I am planning my directory structure for a linux/apache/php web project like this:
Only www.example.com/webroot/
will be exposed in apache
www.example.com/
webroot/
index.php
comp1/
comp2/
component/
comp1/
comp1.class.php
comp1.js
comp2/
comp2.class.php
comp2.css
lib/
lib1/
lib1.class.php
the component/
and lib/
directory will only be in the php path.
To make the css and js files visible in the webroot directory I am planning to use symlinks.
webroot/
index.php
comp1/
comp1.js (symlinked)
comp2/
comp2.css (symlinked)
I tried following these principles:
- layout by components and libraries, not by file type and not by "public' or 'non public', index.php is an exception. This is for easier development.
- expose onle the minimal set of files in a public web directory and make everything else unaccesable to the web. Symlinking files that need to be public for the components and libs to a public location, but still mirroring the layout. So the component and library structure is also visible in the resulting html code in the links, which might help development.

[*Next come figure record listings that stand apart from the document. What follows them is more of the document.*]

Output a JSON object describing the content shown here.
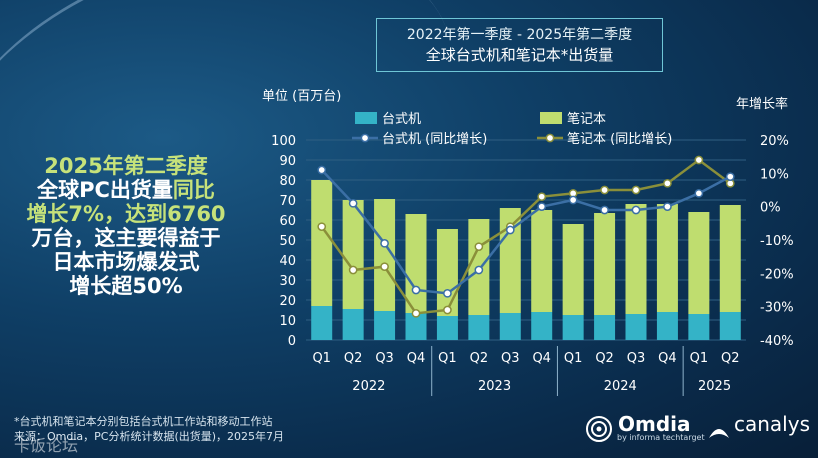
{
  "title": {
    "line1": "2022年第一季度 - 2025年第二季度",
    "line2": "全球台式机和笔记本*出货量"
  },
  "headline": {
    "part1": "2025年第二季度",
    "part2": "全球PC出货量",
    "part3": "同比",
    "part4": "增长7%，达到6760",
    "part5": "万台，这主要得益于",
    "part6": "日本市场爆发式",
    "part7": "增长超50%"
  },
  "footnote": {
    "line1": "*台式机和笔记本分别包括台式机工作站和移动工作站",
    "line2": "来源：Omdia，PC分析统计数据(出货量)，2025年7月"
  },
  "watermark": "卡饭论坛",
  "brands": {
    "omdia": "Omdia",
    "omdia_sub": "by informa techtarget",
    "canalys": "canalys"
  },
  "colors": {
    "desktop": "#34b3c7",
    "notebook": "#bfdd6f",
    "desktop_line": "#3b6fa5",
    "notebook_line": "#8a8f3a",
    "grid": "#2f5f82"
  },
  "chart_data": {
    "type": "bar",
    "ylabel_left": "单位 (百万台)",
    "ylabel_right": "年增长率",
    "y_left_ticks": [
      "0",
      "10",
      "20",
      "30",
      "40",
      "50",
      "60",
      "70",
      "80",
      "90",
      "100"
    ],
    "y_right_ticks": [
      "20%",
      "10%",
      "0%",
      "-10%",
      "-20%",
      "-30%",
      "-40%"
    ],
    "ylim_left": [
      0,
      100
    ],
    "ylim_right": [
      -40,
      20
    ],
    "categories": [
      "Q1",
      "Q2",
      "Q3",
      "Q4",
      "Q1",
      "Q2",
      "Q3",
      "Q4",
      "Q1",
      "Q2",
      "Q3",
      "Q4",
      "Q1",
      "Q2"
    ],
    "years": [
      {
        "label": "2022",
        "start": 0,
        "end": 3
      },
      {
        "label": "2023",
        "start": 4,
        "end": 7
      },
      {
        "label": "2024",
        "start": 8,
        "end": 11
      },
      {
        "label": "2025",
        "start": 12,
        "end": 13
      }
    ],
    "legend": {
      "desktop": "台式机",
      "notebook": "笔记本",
      "desktop_growth": "台式机 (同比增长)",
      "notebook_growth": "笔记本 (同比增长)"
    },
    "series": [
      {
        "name": "台式机",
        "values": [
          17,
          15.5,
          14.5,
          13.5,
          12,
          12.5,
          13.5,
          14,
          12.5,
          12.5,
          13,
          14,
          13,
          14
        ]
      },
      {
        "name": "笔记本",
        "values": [
          63,
          54.5,
          56,
          49.5,
          43.5,
          48,
          52.5,
          51,
          45.5,
          51,
          55,
          54,
          51,
          53.5
        ]
      }
    ],
    "growth_series": [
      {
        "name": "台式机 (同比增长)",
        "values": [
          11,
          1,
          -11,
          -25,
          -26,
          -19,
          -7,
          0,
          2,
          -1,
          -1,
          0,
          4,
          9
        ]
      },
      {
        "name": "笔记本 (同比增长)",
        "values": [
          -6,
          -19,
          -18,
          -32,
          -31,
          -12,
          -6,
          3,
          4,
          5,
          5,
          7,
          14,
          7
        ]
      }
    ]
  }
}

- git usage should be safe and always work. it would be ok to follow some procedure to add a symlink to git, but after that checking them out or changing branches should be handled safely and clean
How will git handle the symlinking of the single files correctly, is there something to consider?
When it comes to images I will need to link directories, how to handle that with git?
component/
comp3/
comp3.class.php
img/
img1.jpg
img2.jpg
img3.jpg
They should be linked here:
webroot/
comp3/
img/ (symlinked ?)
If using symlinks for that has disadvantages maybe I could move images to the webroot/ tree directly, which would break the first principle for the third (git practicability).
So this is a git and symlink question. But I would be interested to hear comments about the php layout, maybe you want to use the comment function for this.